Key Concepts
Datazone is a modern data platform that simplifies your data engineering journey by providing a unified environment for data ingestion, processing, and analysis. It seamlessly connects your data sources to a robust data lakehouse while offering powerful tools for transformation, orchestration, and exploration.
Core Entities
Source
Think of Sources as secure gateways to your data. They act as bridges between your external data systems (databases, cloud storage, streaming platforms) and Datazone. Sources handle the crucial task of credential management and access control, typically managed by organization administrators. They ensure your data connections are both secure and efficient.
Project
Projects are your data initiatives home base. They provide a structured workspace where you can organize related data work - from ingestion to analysis. Each project is a self-contained environment housing Extracts, Pipelines, Notebooks, Datasets, and Schedules. With flexible permission settings, you can control who accesses what, making it perfect for both team collaboration and data governance.
Extract
Extracts are your data ingestion powerhouses. Connected to Sources and living within Projects, they define how data should be pulled from external systems. When executed, Extracts create standardized Datasets in your data Lakehouse. Think of them as smart data movers that handle the heavy lifting of data ingestion while ensuring data quality and consistency.
Pipeline
Pipelines are where data engineering magic happens. Built as Directed Acyclic Graphs (DAGs), they represent your data transformation workflows. Pipelines are defined in code, making them version-controlled, reusable, and maintainable. They can clean, filter, join, and reshape your data, turning raw information into valuable insights.
Schedule
Schedules bring automation to your data workflows. Using cron expressions, they orchestrate when your Extracts and Pipelines should run. They’re the timekeepers of your data platform, ensuring your data processes run like clockwork, whether it’s hourly updates or monthly aggregations.
Notebook
Notebooks are your interactive playground for data exploration and analysis. Similar to Jupyter notebooks but integrated into Datazone, they provide a user-friendly interface where you can write code, visualize data, and debug your transformations.

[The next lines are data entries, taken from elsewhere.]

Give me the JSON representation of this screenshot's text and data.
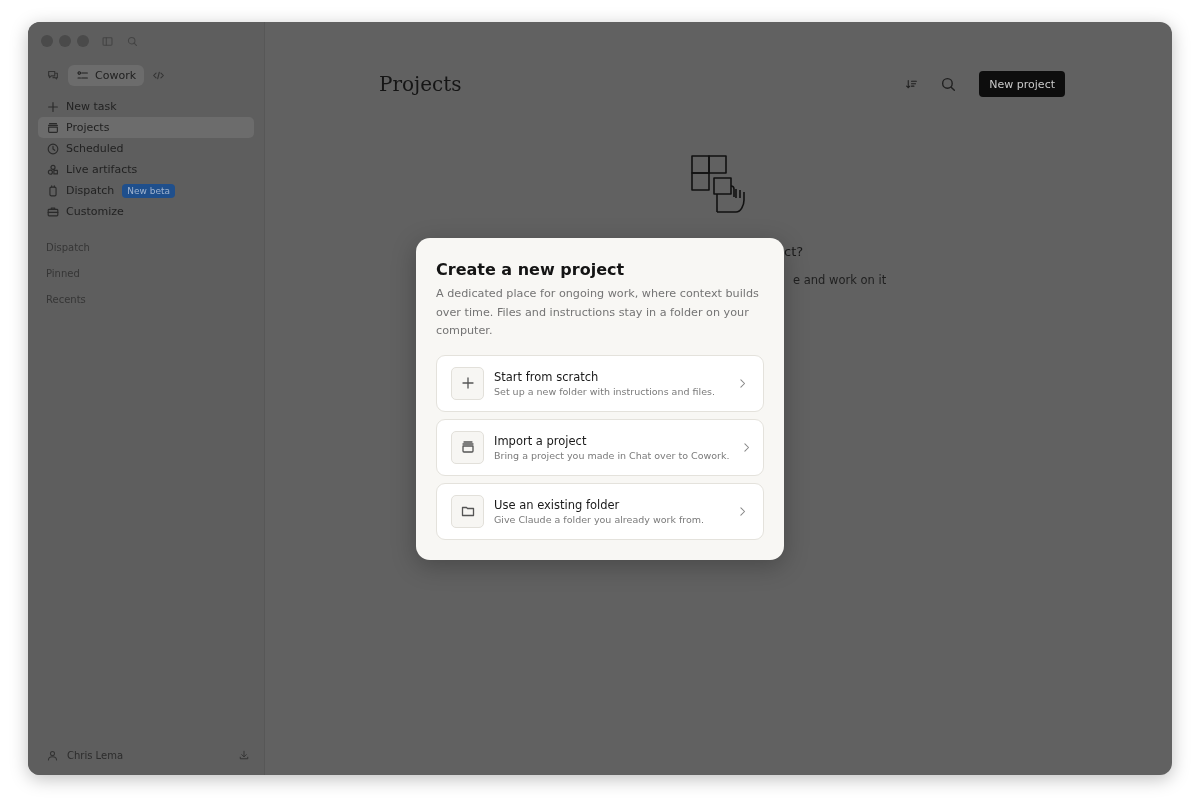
{
  "sidebar": {
    "mode_switch": {
      "label": "Cowork",
      "selected": true
    },
    "nav_items": [
      {
        "label": "New task",
        "selected": false
      },
      {
        "label": "Projects",
        "selected": true
      },
      {
        "label": "Scheduled",
        "selected": false
      },
      {
        "label": "Live artifacts",
        "selected": false
      },
      {
        "label": "Dispatch",
        "selected": false,
        "badge": "New beta"
      },
      {
        "label": "Customize",
        "selected": false
      }
    ],
    "sections": [
      "Dispatch",
      "Pinned",
      "Recents"
    ],
    "user": {
      "name": "Chris Lema"
    }
  },
  "main": {
    "title": "Projects",
    "new_button": "New project",
    "empty_state": {
      "heading_fragment": "ct?",
      "text_fragment": "e and work on it"
    }
  },
  "dialog": {
    "title": "Create a new project",
    "description": "A dedicated place for ongoing work, where context builds over time. Files and instructions stay in a folder on your computer.",
    "options": [
      {
        "title": "Start from scratch",
        "subtitle": "Set up a new folder with instructions and files."
      },
      {
        "title": "Import a project",
        "subtitle": "Bring a project you made in Chat over to Cowork."
      },
      {
        "title": "Use an existing folder",
        "subtitle": "Give Claude a folder you already work from."
      }
    ]
  }
}
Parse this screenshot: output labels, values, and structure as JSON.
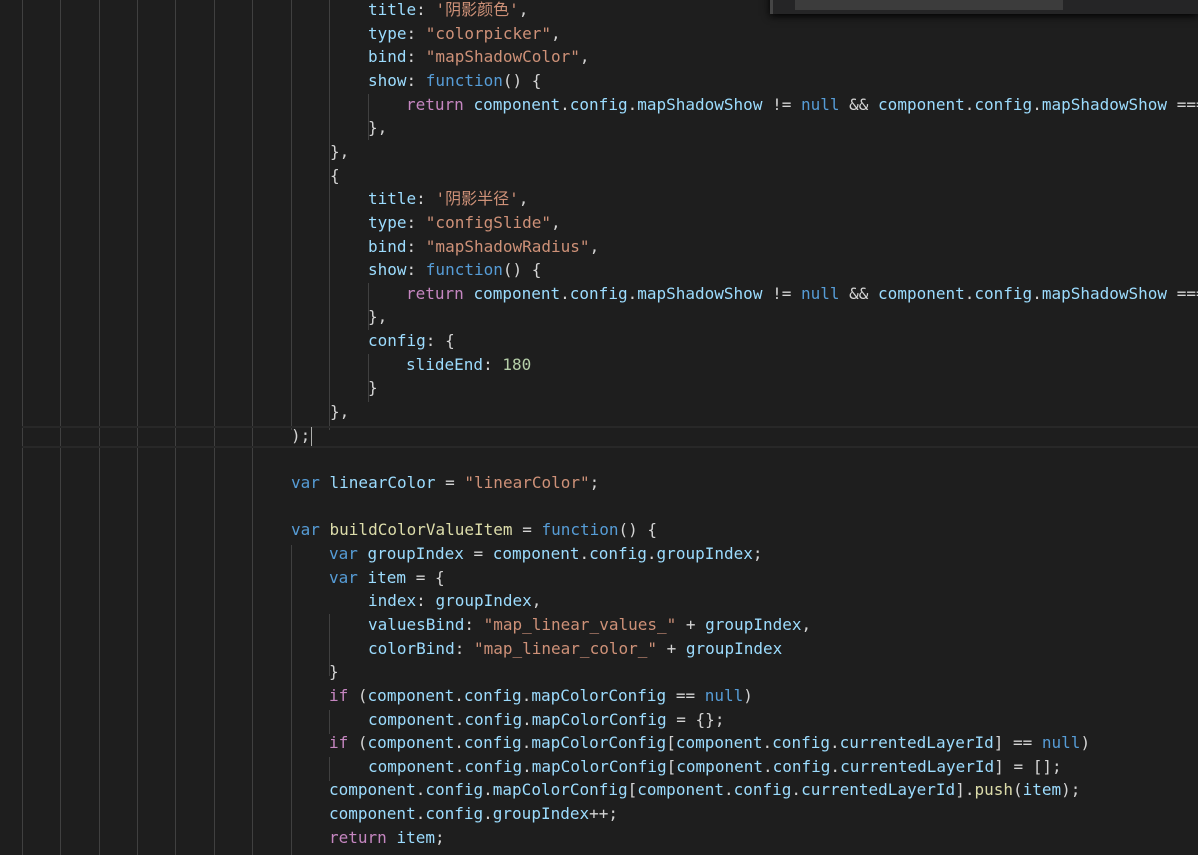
{
  "find_widget": {
    "query": "",
    "result": ""
  },
  "code_lines": [
    [
      [
        "prop",
        "title"
      ],
      [
        "punc",
        ": "
      ],
      [
        "str",
        "'阴影颜色'"
      ],
      [
        "punc",
        ","
      ]
    ],
    [
      [
        "prop",
        "type"
      ],
      [
        "punc",
        ": "
      ],
      [
        "str",
        "\"colorpicker\""
      ],
      [
        "punc",
        ","
      ]
    ],
    [
      [
        "prop",
        "bind"
      ],
      [
        "punc",
        ": "
      ],
      [
        "str",
        "\"mapShadowColor\""
      ],
      [
        "punc",
        ","
      ]
    ],
    [
      [
        "prop",
        "show"
      ],
      [
        "punc",
        ": "
      ],
      [
        "kw",
        "function"
      ],
      [
        "punc",
        "() {"
      ]
    ],
    [
      [
        "ctrl",
        "return "
      ],
      [
        "prop",
        "component"
      ],
      [
        "punc",
        "."
      ],
      [
        "prop",
        "config"
      ],
      [
        "punc",
        "."
      ],
      [
        "prop",
        "mapShadowShow"
      ],
      [
        "op",
        " != "
      ],
      [
        "kw",
        "null"
      ],
      [
        "op",
        " && "
      ],
      [
        "prop",
        "component"
      ],
      [
        "punc",
        "."
      ],
      [
        "prop",
        "config"
      ],
      [
        "punc",
        "."
      ],
      [
        "prop",
        "mapShadowShow"
      ],
      [
        "op",
        " ==="
      ]
    ],
    [
      [
        "punc",
        "},"
      ]
    ],
    [
      [
        "punc",
        "},"
      ]
    ],
    [
      [
        "punc",
        "{"
      ]
    ],
    [
      [
        "prop",
        "title"
      ],
      [
        "punc",
        ": "
      ],
      [
        "str",
        "'阴影半径'"
      ],
      [
        "punc",
        ","
      ]
    ],
    [
      [
        "prop",
        "type"
      ],
      [
        "punc",
        ": "
      ],
      [
        "str",
        "\"configSlide\""
      ],
      [
        "punc",
        ","
      ]
    ],
    [
      [
        "prop",
        "bind"
      ],
      [
        "punc",
        ": "
      ],
      [
        "str",
        "\"mapShadowRadius\""
      ],
      [
        "punc",
        ","
      ]
    ],
    [
      [
        "prop",
        "show"
      ],
      [
        "punc",
        ": "
      ],
      [
        "kw",
        "function"
      ],
      [
        "punc",
        "() {"
      ]
    ],
    [
      [
        "ctrl",
        "return "
      ],
      [
        "prop",
        "component"
      ],
      [
        "punc",
        "."
      ],
      [
        "prop",
        "config"
      ],
      [
        "punc",
        "."
      ],
      [
        "prop",
        "mapShadowShow"
      ],
      [
        "op",
        " != "
      ],
      [
        "kw",
        "null"
      ],
      [
        "op",
        " && "
      ],
      [
        "prop",
        "component"
      ],
      [
        "punc",
        "."
      ],
      [
        "prop",
        "config"
      ],
      [
        "punc",
        "."
      ],
      [
        "prop",
        "mapShadowShow"
      ],
      [
        "op",
        " ==="
      ]
    ],
    [
      [
        "punc",
        "},"
      ]
    ],
    [
      [
        "prop",
        "config"
      ],
      [
        "punc",
        ": {"
      ]
    ],
    [
      [
        "prop",
        "slideEnd"
      ],
      [
        "punc",
        ": "
      ],
      [
        "num",
        "180"
      ]
    ],
    [
      [
        "punc",
        "}"
      ]
    ],
    [
      [
        "punc",
        "},"
      ]
    ],
    [
      [
        "punc",
        ");"
      ]
    ],
    [],
    [
      [
        "kw",
        "var "
      ],
      [
        "prop",
        "linearColor"
      ],
      [
        "op",
        " = "
      ],
      [
        "str",
        "\"linearColor\""
      ],
      [
        "punc",
        ";"
      ]
    ],
    [],
    [
      [
        "kw",
        "var "
      ],
      [
        "fn",
        "buildColorValueItem"
      ],
      [
        "op",
        " = "
      ],
      [
        "kw",
        "function"
      ],
      [
        "punc",
        "() {"
      ]
    ],
    [
      [
        "kw",
        "var "
      ],
      [
        "prop",
        "groupIndex"
      ],
      [
        "op",
        " = "
      ],
      [
        "prop",
        "component"
      ],
      [
        "punc",
        "."
      ],
      [
        "prop",
        "config"
      ],
      [
        "punc",
        "."
      ],
      [
        "prop",
        "groupIndex"
      ],
      [
        "punc",
        ";"
      ]
    ],
    [
      [
        "kw",
        "var "
      ],
      [
        "prop",
        "item"
      ],
      [
        "op",
        " = "
      ],
      [
        "punc",
        "{"
      ]
    ],
    [
      [
        "prop",
        "index"
      ],
      [
        "punc",
        ": "
      ],
      [
        "prop",
        "groupIndex"
      ],
      [
        "punc",
        ","
      ]
    ],
    [
      [
        "prop",
        "valuesBind"
      ],
      [
        "punc",
        ": "
      ],
      [
        "str",
        "\"map_linear_values_\""
      ],
      [
        "op",
        " + "
      ],
      [
        "prop",
        "groupIndex"
      ],
      [
        "punc",
        ","
      ]
    ],
    [
      [
        "prop",
        "colorBind"
      ],
      [
        "punc",
        ": "
      ],
      [
        "str",
        "\"map_linear_color_\""
      ],
      [
        "op",
        " + "
      ],
      [
        "prop",
        "groupIndex"
      ]
    ],
    [
      [
        "punc",
        "}"
      ]
    ],
    [
      [
        "ctrl",
        "if "
      ],
      [
        "punc",
        "("
      ],
      [
        "prop",
        "component"
      ],
      [
        "punc",
        "."
      ],
      [
        "prop",
        "config"
      ],
      [
        "punc",
        "."
      ],
      [
        "prop",
        "mapColorConfig"
      ],
      [
        "op",
        " == "
      ],
      [
        "kw",
        "null"
      ],
      [
        "punc",
        ")"
      ]
    ],
    [
      [
        "prop",
        "component"
      ],
      [
        "punc",
        "."
      ],
      [
        "prop",
        "config"
      ],
      [
        "punc",
        "."
      ],
      [
        "prop",
        "mapColorConfig"
      ],
      [
        "op",
        " = "
      ],
      [
        "punc",
        "{};"
      ]
    ],
    [
      [
        "ctrl",
        "if "
      ],
      [
        "punc",
        "("
      ],
      [
        "prop",
        "component"
      ],
      [
        "punc",
        "."
      ],
      [
        "prop",
        "config"
      ],
      [
        "punc",
        "."
      ],
      [
        "prop",
        "mapColorConfig"
      ],
      [
        "punc",
        "["
      ],
      [
        "prop",
        "component"
      ],
      [
        "punc",
        "."
      ],
      [
        "prop",
        "config"
      ],
      [
        "punc",
        "."
      ],
      [
        "prop",
        "currentedLayerId"
      ],
      [
        "punc",
        "]"
      ],
      [
        "op",
        " == "
      ],
      [
        "kw",
        "null"
      ],
      [
        "punc",
        ")"
      ]
    ],
    [
      [
        "prop",
        "component"
      ],
      [
        "punc",
        "."
      ],
      [
        "prop",
        "config"
      ],
      [
        "punc",
        "."
      ],
      [
        "prop",
        "mapColorConfig"
      ],
      [
        "punc",
        "["
      ],
      [
        "prop",
        "component"
      ],
      [
        "punc",
        "."
      ],
      [
        "prop",
        "config"
      ],
      [
        "punc",
        "."
      ],
      [
        "prop",
        "currentedLayerId"
      ],
      [
        "punc",
        "]"
      ],
      [
        "op",
        " = "
      ],
      [
        "punc",
        "[];"
      ]
    ],
    [
      [
        "prop",
        "component"
      ],
      [
        "punc",
        "."
      ],
      [
        "prop",
        "config"
      ],
      [
        "punc",
        "."
      ],
      [
        "prop",
        "mapColorConfig"
      ],
      [
        "punc",
        "["
      ],
      [
        "prop",
        "component"
      ],
      [
        "punc",
        "."
      ],
      [
        "prop",
        "config"
      ],
      [
        "punc",
        "."
      ],
      [
        "prop",
        "currentedLayerId"
      ],
      [
        "punc",
        "]."
      ],
      [
        "fn",
        "push"
      ],
      [
        "punc",
        "("
      ],
      [
        "prop",
        "item"
      ],
      [
        "punc",
        ");"
      ]
    ],
    [
      [
        "prop",
        "component"
      ],
      [
        "punc",
        "."
      ],
      [
        "prop",
        "config"
      ],
      [
        "punc",
        "."
      ],
      [
        "prop",
        "groupIndex"
      ],
      [
        "op",
        "++"
      ],
      [
        "punc",
        ";"
      ]
    ],
    [
      [
        "ctrl",
        "return "
      ],
      [
        "prop",
        "item"
      ],
      [
        "punc",
        ";"
      ]
    ]
  ]
}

They’re perfect for both quick data investigations and detailed analysis.
How It All Fits Together
Your data journey in Datazone typically flows like this:
- Connect to external systems through Sources
- Organize your work in Projects
- Ingest data using Extracts
- Transform data with Pipelines
- Automate workflows using Schedules
- Analyze results in Notebooks
This integrated approach ensures a smooth data lifecycle, from ingestion to insights, while maintaining security, scalability, and ease of use.
Each entity in Datazone is designed to solve specific data engineering challenges while working harmoniously with others. This modular yet integrated approach makes Datazone powerful enough for complex data operations yet simple enough for quick data tasks.